While the company's investments are heavily weighted in just a few stocks, it holds equity stakes in dozens of businesses. The specialty home improvement retailer Floor & Decor (FND 2.66%) is one of them. Berkshire Hathaway's nearly 4.8 million-share position is worth just shy of $500 million.

This raises the following question: Is Floor & Decor stock a buy for growth investors? Let's inspect the retailer's fundamentals and valuation to render a verdict. 

Holding up in a tough environment

If you are particular with your hard-surface flooring preferences and have ever shopped at Home Depot or Lowe's, you may have found that their product selection didn't meet your needs. After all, they dedicate just two or three aisles to hard-surface flooring. With thousands of hard-surface flooring options for customers to choose from throughout their stores, this is where Floor & Decor derives an economic moat that attracted Berkshire Hathaway to the stock.

Metric Q2 2022 Q2 2023
Total store/design studio count 179 208
Comparable-store sales growth rate 9.2% (6%)
Net margin 7.5% 6.3%

Data source: Floor & Decor.

Floor & Decor's net sales edged 4.2% higher year over year to $1.1 billion in its fiscal second quarter concluded June 29. What was behind this more modest top-line growth rate?

Well, the federal funds rate has skyrocketed from between 1.5% and 1.75% at the end of Floor & Decor's year-ago period to between 5% and 5.25% to end the second quarter of its fiscal year 2023. Yet inflation is well above the Federal Reserve's target of 2%.

These two factors ate into the discretionary income of consumers and demand for the retailer's products. Fortunately, the company's steadily growing store footprint was able to more than offset its unfavorable comps for the quarter.

Floor & Decor's diluted earnings per share (EPS) fell by 13.2% year over year to $0.66 during the fiscal second quarter. This can be explained by operating expenses growing well ahead of net sales due to the company's much bigger store presence. That is what led to a 120-basis point contraction in Floor & Decor's net margin in the quarter. Thus, the retailer's diluted EPS declined for the quarter while its net sales grew. 

The macroeconomic environment will not be favorable to Floor & Decor for at least the next few quarters, which is why analysts expect diluted EPS to dip by 4.7% in 2023 from 2022.

But because the company remains far off its long-term store target of 500 stores, analysts think that diluted EPS will rise by 12.2% annually over the next five years. For perspective, that is much better than the home improvement retail industry average annual earnings growth prediction of 3.4%. 

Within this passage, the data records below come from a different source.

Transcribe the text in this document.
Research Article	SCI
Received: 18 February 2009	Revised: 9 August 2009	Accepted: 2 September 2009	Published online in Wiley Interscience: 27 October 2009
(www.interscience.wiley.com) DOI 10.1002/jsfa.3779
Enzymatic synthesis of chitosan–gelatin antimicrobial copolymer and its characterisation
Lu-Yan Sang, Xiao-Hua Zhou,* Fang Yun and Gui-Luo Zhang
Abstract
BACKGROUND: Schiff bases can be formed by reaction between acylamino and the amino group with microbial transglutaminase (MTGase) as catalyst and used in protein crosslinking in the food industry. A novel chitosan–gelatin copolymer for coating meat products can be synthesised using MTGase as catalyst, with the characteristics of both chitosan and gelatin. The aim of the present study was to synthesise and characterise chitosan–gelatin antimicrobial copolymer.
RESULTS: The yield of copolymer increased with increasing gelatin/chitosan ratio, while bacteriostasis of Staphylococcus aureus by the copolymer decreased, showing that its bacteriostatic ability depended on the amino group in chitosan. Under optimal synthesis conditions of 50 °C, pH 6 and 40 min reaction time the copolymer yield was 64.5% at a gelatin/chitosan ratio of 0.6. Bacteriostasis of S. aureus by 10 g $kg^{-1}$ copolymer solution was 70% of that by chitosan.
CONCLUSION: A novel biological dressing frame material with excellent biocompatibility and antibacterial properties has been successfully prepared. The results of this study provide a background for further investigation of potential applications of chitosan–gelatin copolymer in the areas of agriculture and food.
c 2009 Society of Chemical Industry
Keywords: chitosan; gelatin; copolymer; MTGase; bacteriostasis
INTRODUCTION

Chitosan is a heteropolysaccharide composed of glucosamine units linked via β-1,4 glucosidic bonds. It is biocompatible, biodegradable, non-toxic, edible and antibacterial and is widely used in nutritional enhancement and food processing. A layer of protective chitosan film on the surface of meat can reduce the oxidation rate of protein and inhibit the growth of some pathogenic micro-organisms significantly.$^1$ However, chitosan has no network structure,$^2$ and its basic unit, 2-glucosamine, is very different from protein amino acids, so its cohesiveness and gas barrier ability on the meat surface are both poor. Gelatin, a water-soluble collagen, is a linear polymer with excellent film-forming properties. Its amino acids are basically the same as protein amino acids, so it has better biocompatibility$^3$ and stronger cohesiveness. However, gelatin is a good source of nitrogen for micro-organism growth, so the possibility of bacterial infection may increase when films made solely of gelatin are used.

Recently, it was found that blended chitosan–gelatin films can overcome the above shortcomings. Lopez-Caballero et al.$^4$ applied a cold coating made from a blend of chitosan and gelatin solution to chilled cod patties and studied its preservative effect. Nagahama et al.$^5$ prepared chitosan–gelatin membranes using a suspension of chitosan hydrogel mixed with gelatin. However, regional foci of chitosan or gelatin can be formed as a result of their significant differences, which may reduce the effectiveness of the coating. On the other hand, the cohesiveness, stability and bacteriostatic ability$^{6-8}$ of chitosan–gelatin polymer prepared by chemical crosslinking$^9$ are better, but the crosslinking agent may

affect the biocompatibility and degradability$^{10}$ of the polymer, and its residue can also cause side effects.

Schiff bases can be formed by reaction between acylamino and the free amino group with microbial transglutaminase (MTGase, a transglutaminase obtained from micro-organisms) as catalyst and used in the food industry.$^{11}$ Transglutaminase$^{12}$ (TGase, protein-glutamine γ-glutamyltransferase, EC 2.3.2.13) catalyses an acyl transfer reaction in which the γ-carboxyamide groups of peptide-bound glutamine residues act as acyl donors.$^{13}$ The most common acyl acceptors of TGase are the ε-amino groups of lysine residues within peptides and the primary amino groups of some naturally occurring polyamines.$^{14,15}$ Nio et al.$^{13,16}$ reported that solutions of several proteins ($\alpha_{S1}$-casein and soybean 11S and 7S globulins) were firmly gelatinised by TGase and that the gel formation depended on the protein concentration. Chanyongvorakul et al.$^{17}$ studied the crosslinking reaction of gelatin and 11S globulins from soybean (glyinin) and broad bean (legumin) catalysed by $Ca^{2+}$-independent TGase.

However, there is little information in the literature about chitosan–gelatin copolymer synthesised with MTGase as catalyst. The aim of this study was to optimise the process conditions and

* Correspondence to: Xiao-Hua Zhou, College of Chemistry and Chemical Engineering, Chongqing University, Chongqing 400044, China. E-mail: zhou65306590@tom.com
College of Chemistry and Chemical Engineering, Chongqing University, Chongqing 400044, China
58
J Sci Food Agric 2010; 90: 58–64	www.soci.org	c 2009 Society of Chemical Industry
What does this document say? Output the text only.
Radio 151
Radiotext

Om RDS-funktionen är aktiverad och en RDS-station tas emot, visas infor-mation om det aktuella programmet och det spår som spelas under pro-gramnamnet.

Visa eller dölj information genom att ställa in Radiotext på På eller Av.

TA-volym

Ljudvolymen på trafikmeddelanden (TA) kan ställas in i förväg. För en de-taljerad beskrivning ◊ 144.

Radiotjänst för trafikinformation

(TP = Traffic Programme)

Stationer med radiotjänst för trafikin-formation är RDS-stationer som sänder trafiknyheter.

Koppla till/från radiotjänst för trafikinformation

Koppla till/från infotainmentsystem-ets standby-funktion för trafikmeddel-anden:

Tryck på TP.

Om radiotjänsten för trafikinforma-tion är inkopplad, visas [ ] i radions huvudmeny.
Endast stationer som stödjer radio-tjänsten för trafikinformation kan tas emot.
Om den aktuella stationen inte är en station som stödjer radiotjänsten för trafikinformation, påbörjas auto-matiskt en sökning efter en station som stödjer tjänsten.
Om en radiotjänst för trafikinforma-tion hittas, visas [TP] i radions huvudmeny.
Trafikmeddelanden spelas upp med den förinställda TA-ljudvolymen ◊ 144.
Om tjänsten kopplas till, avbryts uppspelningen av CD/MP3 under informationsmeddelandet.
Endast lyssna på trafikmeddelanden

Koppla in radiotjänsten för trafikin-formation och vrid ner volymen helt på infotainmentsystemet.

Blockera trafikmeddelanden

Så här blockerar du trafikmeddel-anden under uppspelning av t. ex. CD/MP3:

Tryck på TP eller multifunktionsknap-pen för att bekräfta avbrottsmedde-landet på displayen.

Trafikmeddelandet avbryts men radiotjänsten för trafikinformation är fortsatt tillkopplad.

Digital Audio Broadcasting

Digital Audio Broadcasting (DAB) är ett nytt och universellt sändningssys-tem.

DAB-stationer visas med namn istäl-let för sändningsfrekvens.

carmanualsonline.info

A financial profile that can sustain growth

Floor & Decor's growth capabilities look promising. And the good news is that the company has the financial means to keep expanding.

Supporting this argument, it is projected that the retailer's net debt will come in at around $397 million in its fiscal year 2023. Measured up to the $578 million in earnings before interest, taxes, depreciation, and amortization (EBITDA), this works out to a debt-to-EBITDA ratio of 0.7-- less than its average of 0.8 in the past six years.

The stock is a compelling value

Floor & Decor has soared a staggering 50% so far in 2023. A rally of such magnitude would typically put most stocks firmly into overpriced territory. Surprisingly, the stock's forward price-to-earnings (P/E) ratio of 33.4 is not yet even double the home improvement retail industry average forward P/E ratio of 19.

Considering Floor & Decor's vastly superior growth prospects, this could lend credence to the idea that the stock is still a buy for growth investors.